Luca Provenzani, concertista, maestro di strumenti ad arco e in particolare innamorato da sempre del violoncello, è di nuovo in questi giorni alla guida del “Premio Crescendo”, concorso musicale internazionale per giovani da 6 a 30 anni, che si tiene anche quest’anno, in collaborazione con il Comune di Firenze, all’interno del Teatro 13, il piccolo gioiello liberty nell’ex-Istituto dei Ciechi di Via Nicolodi.

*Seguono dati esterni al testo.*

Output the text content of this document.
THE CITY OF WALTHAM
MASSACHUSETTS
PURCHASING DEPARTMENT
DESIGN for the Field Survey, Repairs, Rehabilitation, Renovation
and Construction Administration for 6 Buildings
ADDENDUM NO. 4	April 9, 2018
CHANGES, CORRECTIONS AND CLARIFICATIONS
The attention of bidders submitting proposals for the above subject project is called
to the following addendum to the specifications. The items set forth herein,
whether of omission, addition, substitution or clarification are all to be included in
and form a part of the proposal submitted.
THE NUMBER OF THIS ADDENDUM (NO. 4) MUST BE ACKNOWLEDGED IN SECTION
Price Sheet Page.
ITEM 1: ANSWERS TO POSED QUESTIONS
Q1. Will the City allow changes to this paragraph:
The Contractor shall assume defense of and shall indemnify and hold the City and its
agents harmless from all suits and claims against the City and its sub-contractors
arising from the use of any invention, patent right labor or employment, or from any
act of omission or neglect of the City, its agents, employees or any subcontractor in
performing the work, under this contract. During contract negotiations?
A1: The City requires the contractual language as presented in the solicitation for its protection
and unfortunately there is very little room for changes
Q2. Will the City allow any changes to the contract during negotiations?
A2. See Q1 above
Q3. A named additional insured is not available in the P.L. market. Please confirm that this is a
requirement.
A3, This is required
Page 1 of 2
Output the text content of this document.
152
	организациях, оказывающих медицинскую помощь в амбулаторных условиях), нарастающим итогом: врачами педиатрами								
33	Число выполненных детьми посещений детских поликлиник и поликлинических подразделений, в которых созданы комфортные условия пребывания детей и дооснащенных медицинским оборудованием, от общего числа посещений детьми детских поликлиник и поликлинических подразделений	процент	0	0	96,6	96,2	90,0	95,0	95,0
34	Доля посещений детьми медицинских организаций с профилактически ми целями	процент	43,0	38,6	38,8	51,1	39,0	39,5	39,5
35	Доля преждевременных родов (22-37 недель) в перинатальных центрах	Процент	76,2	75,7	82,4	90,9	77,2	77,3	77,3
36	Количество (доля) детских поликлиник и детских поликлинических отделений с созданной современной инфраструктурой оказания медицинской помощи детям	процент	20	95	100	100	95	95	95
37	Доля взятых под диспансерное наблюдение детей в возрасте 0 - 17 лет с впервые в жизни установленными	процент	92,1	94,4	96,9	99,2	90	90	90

Un’occasione per incoraggiare e valorizzare nuovi talenti, non solo italiani. Uno solo tra tanti, il violinista Andrea Barla, protagonista di alcune tra queste nostre immagini, nato a S.Remo e che vive e studia in Germania. Silenzio, commozione, rispetto accompagnano le esibizioni dei ragazzi che, con estrema professionalità e disciplina, uno dopo l’altro si succedono sul palco, facendo vivere i propri strumenti di fronte alla commissione e al pubblico, riuscendo a far vibrare le corde più segrete di qualsiasi spettatore, anche non esperto.
Musica: meravigliosa terapia dell’anima. Creata da strumenti e da mani sapienti. Mani che suonano e mani che lavorano legno e corde in modo magistrale, esclusivamente per creare note, melodie, arte.
La serata finale del “Premio Crescendo”, si svolgerà il 15 giugno al Salone dei Cinquecento in Palazzo Vecchio, a Firenze.